To investigate the “Out of memory” error, I ran:
This showed that the slug has indeed ran out of physical memory, but the swap was actually barely used.
It appeared my current “swappiness” setting was a hinderance at this point. I had installed the Debian NSLU2 (including the swap space) into a USB thumbdrive, which was basically flash memory. Setting the swappiness to 0 greatly reduced writing to the swap and supposedly would improve the thumbdrive life span.
But to solve the “Out of memory” problem, I had to remove this custom swappiness setting. After that, the build completed successfully.
Once all the kinks were worked out, building iplist took one command:
It took about 24 minutes to run the entire build in the slug. I kept wanting to cheer the little fellow on: come on little buddy; you can make it little buddy.
Once build was completed, I got the deb package one directory up. Use “dpkg” to install it:
cd .. sudo dpkg -i iplist_0.23-0lenny1_arm.deb
Noticed the package was marked “lenny”, but I was actually running Etch Debian.

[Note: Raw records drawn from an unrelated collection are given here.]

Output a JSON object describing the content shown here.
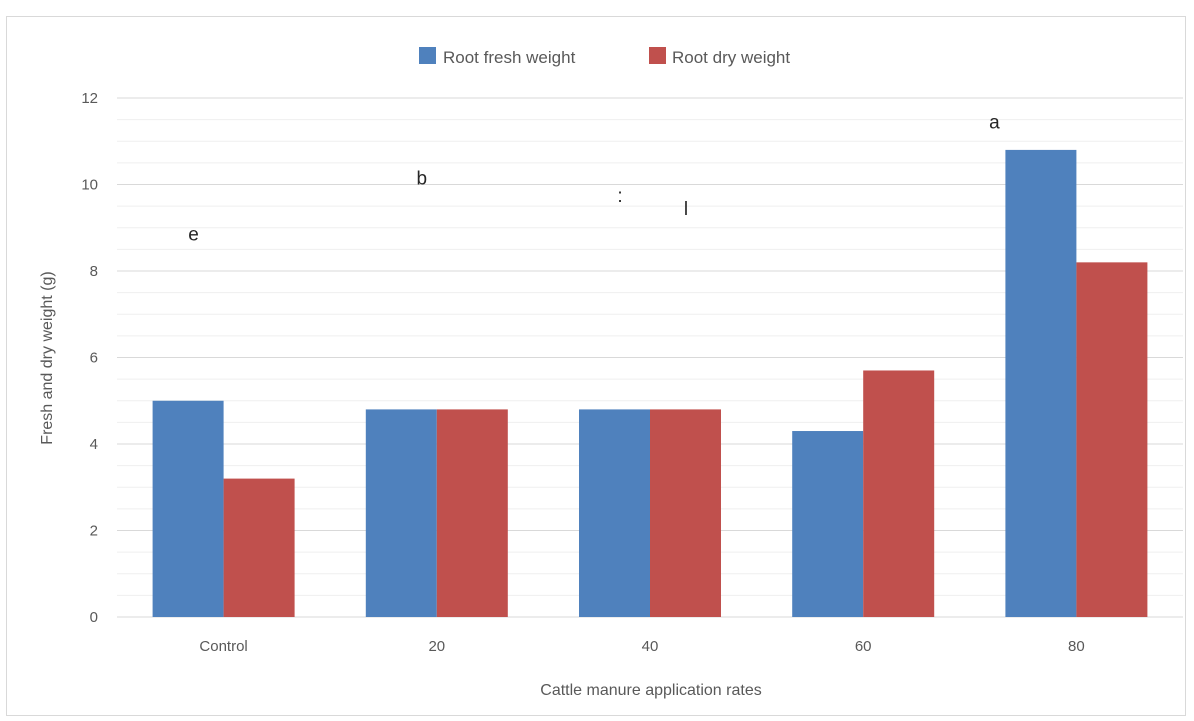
{
  "chart_data": {
    "type": "bar",
    "title": "",
    "xlabel": "Cattle manure application rates",
    "ylabel": "Fresh and dry weight (g)",
    "categories": [
      "Control",
      "20",
      "40",
      "60",
      "80"
    ],
    "series": [
      {
        "name": "Root fresh weight",
        "values": [
          5.0,
          4.8,
          4.8,
          4.3,
          10.8
        ]
      },
      {
        "name": "Root dry weight",
        "values": [
          3.2,
          4.8,
          4.8,
          5.7,
          8.2
        ]
      }
    ],
    "ylim": [
      0,
      12
    ],
    "yticks": [
      0,
      2,
      4,
      6,
      8,
      10,
      12
    ],
    "grid": true,
    "legend_position": "top",
    "annotations": [
      {
        "text": "e",
        "category": "Control",
        "y": 8.7
      },
      {
        "text": "b",
        "category": "20",
        "y": 10.0
      },
      {
        "text": ":",
        "category": "40",
        "y": 9.6
      },
      {
        "text": "l",
        "category": "40",
        "y": 9.3
      },
      {
        "text": "a",
        "category": "80",
        "y": 11.3
      }
    ],
    "colors": {
      "fresh": "#4f81bd",
      "dry": "#c0504d",
      "grid": "#d9d9d9",
      "text": "#595959"
    }
  }
}
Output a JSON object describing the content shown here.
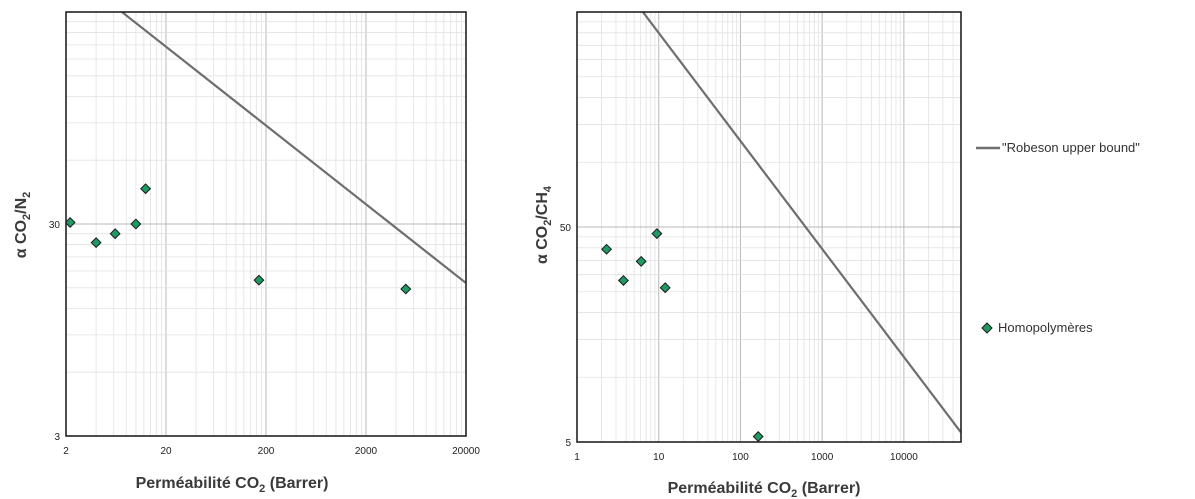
{
  "colors": {
    "marker_fill": "#1f9a63",
    "marker_stroke": "#1a1a1a",
    "line": "#6e6e6e",
    "grid_major": "#b9b9b9",
    "grid_minor": "#e2e2e2"
  },
  "legend": {
    "line_label": "\"Robeson upper bound\"",
    "marker_label": "Homopolymères"
  },
  "chart_data": [
    {
      "type": "scatter",
      "title": "",
      "xlabel": "Perméabilité CO₂ (Barrer)",
      "ylabel": "α CO₂/N₂",
      "xscale": "log",
      "yscale": "log",
      "xlim": [
        2,
        20000
      ],
      "ylim": [
        3,
        300
      ],
      "xticks": [
        2,
        20,
        200,
        2000,
        20000
      ],
      "xtick_labels": [
        "2",
        "20",
        "200",
        "2000",
        "20000"
      ],
      "yticks": [
        3,
        30
      ],
      "ytick_labels": [
        "3",
        "30"
      ],
      "grid": true,
      "series": [
        {
          "kind": "line",
          "name": "\"Robeson upper bound\"",
          "x": [
            7.25,
            20000
          ],
          "y": [
            300,
            15.8
          ]
        },
        {
          "kind": "points",
          "name": "Homopolymères",
          "x": [
            2.2,
            4.0,
            6.2,
            10.0,
            12.5,
            170,
            5000
          ],
          "y": [
            30.5,
            24.5,
            27,
            30,
            44,
            16.3,
            14.8
          ]
        }
      ]
    },
    {
      "type": "scatter",
      "title": "",
      "xlabel": "Perméabilité CO₂ (Barrer)",
      "ylabel": "α CO₂/CH₄",
      "xscale": "log",
      "yscale": "log",
      "xlim": [
        1,
        50000
      ],
      "ylim": [
        5,
        500
      ],
      "xticks": [
        1,
        10,
        100,
        1000,
        10000
      ],
      "xtick_labels": [
        "1",
        "10",
        "100",
        "1000",
        "10000"
      ],
      "yticks": [
        5,
        50
      ],
      "ytick_labels": [
        "5",
        "50"
      ],
      "grid": true,
      "series": [
        {
          "kind": "line",
          "name": "\"Robeson upper bound\"",
          "x": [
            6.4,
            50000
          ],
          "y": [
            500,
            5.54
          ]
        },
        {
          "kind": "points",
          "name": "Homopolymères",
          "x": [
            2.3,
            3.7,
            6.1,
            9.5,
            12,
            165
          ],
          "y": [
            39.4,
            28.2,
            34.6,
            46.6,
            26.1,
            5.3
          ]
        }
      ]
    }
  ],
  "axis_texts": {
    "left": {
      "xlabel_main": "Perméabilité CO",
      "xlabel_sub": "2",
      "xlabel_tail": " (Barrer)",
      "ylabel_main": "α CO",
      "ylabel_sub1": "2",
      "ylabel_mid": "/N",
      "ylabel_sub2": "2"
    },
    "right": {
      "xlabel_main": "Perméabilité CO",
      "xlabel_sub": "2",
      "xlabel_tail": " (Barrer)",
      "ylabel_main": "α CO",
      "ylabel_sub1": "2",
      "ylabel_mid": "/CH",
      "ylabel_sub2": "4"
    }
  }
}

It was able to install though.
Before test running iplist for the first time, I prepared the configuration. I was not sure if this was absolutely necessary, but I got some information about it from HOWTO: Graphical IP Blocker.
Create file “/var/cache/iplist/whitelist”:
sudo nano /var/cache/iplist/whitelist
Added the IPs of the localhost and local network; e.g.
Edit file “/etc/ipblock.conf” to add the previous file “whitelist” into the ALLOW_LIST:
sudo nano /etc/ipblock.conf
Download block lists and start iplist
it’s almost time to start iplist for the first time. To find out the command line options:
sudo ipblock -h
This was the output:
IPblock 0.23 Copyright (C) 2008 Serkan Sakar
Usage: ipblock [options] Options: -s start blocking -d stop blocking -r restart IPblock -u update lists -c convert lists to ipl format -g start IPblock GUI -l show status -v show version and exit -h show this help
First, I tested downloading the preset block lists.
sudo ipblock -u
This took a few minutes. After it completed I checked the directory “/var/cache/iplist” to see if the preset block lists were fully downloaded.
Now, start iplist:
sudo ipblock -s
It took about 6 seconds, then the prompt returned.
Did it work?
Unfortunately, it didn’t. Everything appeared to be blocked, and if I recalled correctly, I have to reboot once because my ssh connection stopped responding.
Investigating the problem
To investigate what went wrong, I ran this command:
sudo cat /usr/var/log/syslog | grep iplist
This revealed an error message:
error: can't set packet_copy mode
Some googling brought me to Debian Bug report logs – #466645.
The bug was unresolved. A patch was suggested but there was no further reply from the original bug reporter. So, it’s unclear whether the patch worked or not.
In closing, I have not succeeded in the first attempt, getting iplist to work in the Debian NSLU2.
Next step: find out how to apply the proposed patch from the Debian bug report. And how to rebuild libnfnetlink after that.